Enterprise risk management is an important concept, and one mentioned in your report. Can you share your perspectives on that concept? What does it mean to you?
McMillan: Cyber risk is just another business risk that organizations have. It’s no different from medical malpractice liability or financial risk or whatever. And organizations need to start thinking about it that way, and no longer as an IT issue or a security issue. We live and work in an environment today in healthcare, where information is critical to what we do. So the thought that we can somehow not treat our information as a critical business asset, is just nonsense.
Finn: That’s absolutely correct. And I can tell you that, from the perspective of a CIO at a large integrated delivery network. We tended to see those silos around who was responsible for what. We’re starting to see GRC—governance risk and compliance—migrate into the private sector from the government sector. And we’ll add governance to next year’s report, because governance is key within the NIST framework, but they don’t have specific scoring yet. But when you started to look at integrated GRC, you see that the risks are about the data, including around availability. And that might not even be an IT issue; maybe the electricity is out.
And it also becomes an issue of confidentiality. Maybe someone printed out face sheets and they’re sitting around the office. So it’s a data issue. Data permeates everything, and if you’re not going to address this at that level, you’re going to miss those risks. One of the things I “loved” in this report was the fact that most organizations have seen an 11-percent increase in printed paper since EHR implementation. And we’ve neglected the fact that we’ve implemented EHRs, but we’re still printing things out. So you have to look at things holistically. I just did a report to a group where they had not integrated their physical and IT security. IT had done a good job, but there were physical risks.
What would your advice be to CIOs, CISOs, and all other healthcare IT leaders?

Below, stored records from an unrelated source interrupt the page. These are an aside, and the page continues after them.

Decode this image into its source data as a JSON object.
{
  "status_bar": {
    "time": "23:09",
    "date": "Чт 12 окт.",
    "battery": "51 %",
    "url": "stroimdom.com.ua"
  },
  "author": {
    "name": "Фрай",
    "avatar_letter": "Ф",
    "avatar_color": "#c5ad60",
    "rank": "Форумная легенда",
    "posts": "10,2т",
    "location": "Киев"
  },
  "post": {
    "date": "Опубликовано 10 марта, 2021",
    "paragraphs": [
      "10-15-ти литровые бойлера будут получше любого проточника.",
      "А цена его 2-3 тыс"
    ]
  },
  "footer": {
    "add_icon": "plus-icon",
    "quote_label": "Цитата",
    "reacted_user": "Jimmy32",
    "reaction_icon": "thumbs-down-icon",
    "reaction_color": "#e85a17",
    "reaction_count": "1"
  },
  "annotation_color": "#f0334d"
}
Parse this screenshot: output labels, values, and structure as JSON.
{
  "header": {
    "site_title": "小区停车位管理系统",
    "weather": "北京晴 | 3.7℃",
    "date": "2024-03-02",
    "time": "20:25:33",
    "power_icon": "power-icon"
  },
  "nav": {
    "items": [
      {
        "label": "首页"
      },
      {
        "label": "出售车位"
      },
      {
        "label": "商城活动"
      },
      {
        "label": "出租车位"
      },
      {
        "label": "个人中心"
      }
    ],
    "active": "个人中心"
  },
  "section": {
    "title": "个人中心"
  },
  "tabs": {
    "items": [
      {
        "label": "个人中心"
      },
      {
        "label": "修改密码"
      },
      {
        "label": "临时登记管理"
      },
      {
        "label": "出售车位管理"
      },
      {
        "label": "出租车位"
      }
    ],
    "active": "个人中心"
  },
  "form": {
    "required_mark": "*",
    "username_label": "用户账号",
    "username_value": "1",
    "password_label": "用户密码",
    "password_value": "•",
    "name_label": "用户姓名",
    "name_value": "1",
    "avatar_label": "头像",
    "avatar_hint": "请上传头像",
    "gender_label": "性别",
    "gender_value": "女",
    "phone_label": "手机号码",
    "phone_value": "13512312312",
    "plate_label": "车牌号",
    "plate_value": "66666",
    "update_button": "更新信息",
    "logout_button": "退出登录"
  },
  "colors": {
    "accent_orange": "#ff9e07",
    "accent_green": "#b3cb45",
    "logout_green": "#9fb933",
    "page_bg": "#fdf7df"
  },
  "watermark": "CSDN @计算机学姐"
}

Finn: I’ve been saying it for many years: the issue is that CIOs and CISOs have got to stop talking technology with the non-IT people. The non-IT people don’t really care about the technology; they just expect it to be there, and for it to work. We have to talk business issues with the business people. If someone got surgery on the wrong side, then we’re in trouble. But if the wrong-site surgery took place because someone went in and maliciously altered the data in the EHR [electronic health record], then that’s an issue. We have to focus on the patients. We don’t leave patients sitting in parking lots, yet we’ll leave data sitting out in public view; and we don’t send patients to the wrong clinic. We’ve got to take that same level of care with the data. And part of that is telling the story from a business perspective, not from an IT perspective.